Eu tirei a camisa com aquela preguiça que temos no frio. Já imaginava aquele impacto que a temperatura da casa teria nas minhas costas quando a expusesse. E o impacto foi grande, minha pele se encolheu e eu me encolhi também. Queria ter algo quentinho onde me escorar.
Sem outro jeito, tomei coragem de ir para o banho. Procurei o pijama, peguei uma cueca na gaveta. Fui para o banheiro olhar se havia toalha lá. Havia. Havia também o espelho e preferi olhar se precisava mesmo fazer a barba. Coisa de preguiçoso. Precisava. Fazer o quê? Alguns pêlos brancos já eram visíveis feios.
Já acostumado à temperatura, fiquei olhando o espelho. Comecei a coçar a barriga. Coisa de homem peludo. Coça por coçar. Senti algo. Olhei. Parecia uma ferida.
Parecia uma ferida, mas não era. Olhando com atenção, parecia um furinho muito bem feito, como o de uma narina ou os das orelhas, mas bem menor. Cutuquei. Cutuquei com medo. Descobri que, por dentro, ele não era vazio. Era como um umbigo. Um segundo umbigo, bem menor que o original. De cutucar, passei a escarafunchar. Descobri algo.
Curioso, embora já com uma volta no estômago — vai saber o que é cutucar um furo na própria barriga — continuei a mexer e encontrei algo que parecia a beiço com nó de uma bexiga.

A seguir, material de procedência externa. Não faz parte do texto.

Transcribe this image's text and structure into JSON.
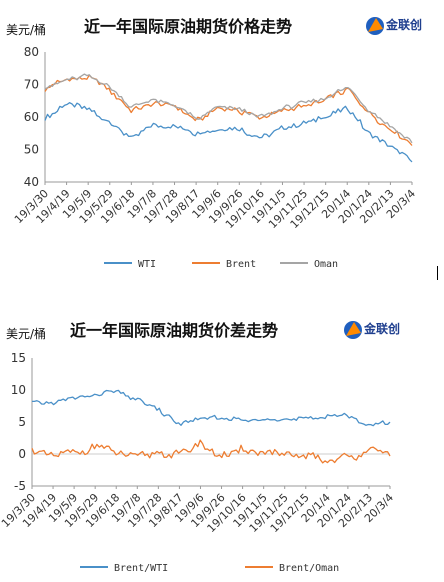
{
  "page": {
    "width": 444,
    "height": 582
  },
  "logo": {
    "text": "金联创"
  },
  "chart_data": [
    {
      "type": "line",
      "title": "近一年国际原油期货价格走势",
      "ylabel": "美元/桶",
      "ylim": [
        40,
        80
      ],
      "yticks": [
        40,
        50,
        60,
        70,
        80
      ],
      "categories": [
        "19/3/30",
        "19/4/19",
        "19/5/9",
        "19/5/29",
        "19/6/18",
        "19/7/8",
        "19/7/28",
        "19/8/17",
        "19/9/6",
        "19/9/26",
        "19/10/16",
        "19/11/5",
        "19/11/25",
        "19/12/15",
        "20/1/4",
        "20/1/24",
        "20/2/13",
        "20/3/4"
      ],
      "series": [
        {
          "name": "WTI",
          "color": "#4a90c8",
          "values": [
            60.1,
            63.8,
            62.5,
            58.2,
            53.5,
            57.3,
            56.8,
            55.1,
            56.5,
            56.2,
            53.9,
            56.7,
            57.9,
            60.2,
            62.9,
            55.2,
            51.5,
            46.3
          ]
        },
        {
          "name": "Brent",
          "color": "#ed7d31",
          "values": [
            68.4,
            71.9,
            72.4,
            68.3,
            62.1,
            64.3,
            63.2,
            58.6,
            62.5,
            62.0,
            59.4,
            62.1,
            63.4,
            65.3,
            68.6,
            61.1,
            56.3,
            51.5
          ]
        },
        {
          "name": "Oman",
          "color": "#a5a5a5",
          "values": [
            68.9,
            71.5,
            72.8,
            69.4,
            62.9,
            65.1,
            64.0,
            59.4,
            62.9,
            62.5,
            59.8,
            62.7,
            64.1,
            65.8,
            69.3,
            62.0,
            56.9,
            52.3
          ]
        }
      ]
    },
    {
      "type": "line",
      "title": "近一年国际原油期货价差走势",
      "ylabel": "美元/桶",
      "ylim": [
        -5,
        15
      ],
      "yticks": [
        -5,
        0,
        5,
        10,
        15
      ],
      "categories": [
        "19/3/30",
        "19/4/19",
        "19/5/9",
        "19/5/29",
        "19/6/18",
        "19/7/8",
        "19/7/28",
        "19/8/17",
        "19/9/6",
        "19/9/26",
        "19/10/16",
        "19/11/5",
        "19/11/25",
        "19/12/15",
        "20/1/4",
        "20/1/24",
        "20/2/13",
        "20/3/4"
      ],
      "series": [
        {
          "name": "Brent/WTI",
          "color": "#4a90c8",
          "values": [
            8.0,
            7.8,
            8.6,
            9.2,
            9.8,
            8.3,
            7.0,
            4.6,
            5.5,
            5.7,
            5.3,
            5.4,
            5.6,
            5.3,
            6.0,
            5.9,
            4.6,
            4.8
          ]
        },
        {
          "name": "Brent/Oman",
          "color": "#ed7d31",
          "values": [
            0.4,
            -0.2,
            0.3,
            1.2,
            0.2,
            -0.5,
            0.5,
            -0.3,
            1.6,
            -0.4,
            0.6,
            0.2,
            -0.3,
            -0.4,
            -0.8,
            -0.6,
            0.6,
            0.2
          ]
        }
      ]
    }
  ]
}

Apavorado, mexi-lhe com o dedo. Queria já vomitar. Parecia enrolado. Enrolado como papel de bala. Achei melhor parar de mexer. Mas, enquanto pisava no freio para parar, ele se desenrolou e, como bexiga solta, soltou um silvo e um bafo.
Saiu algo, um ar ou um éter, invisível, mas que cheirava muito bem. Um cheiro que eu acho que conhecia, mas que não reconheci.
Maravilhado com o cheiro, deixei meu corpo murchar por esse éter escapando. Em certo ponto, deixei de ver com meus olhos e vi- me de fora. Vi-me terminar de murchar.
Meu corpo era agora um saco murcho no chão. Eu? Não sei o que sou. Não tenho mais forma. Espalho-me por aí. Sigo ou sou esse perfume que senti. Tento diluir-me e misturar-me a tudo o que acho bom.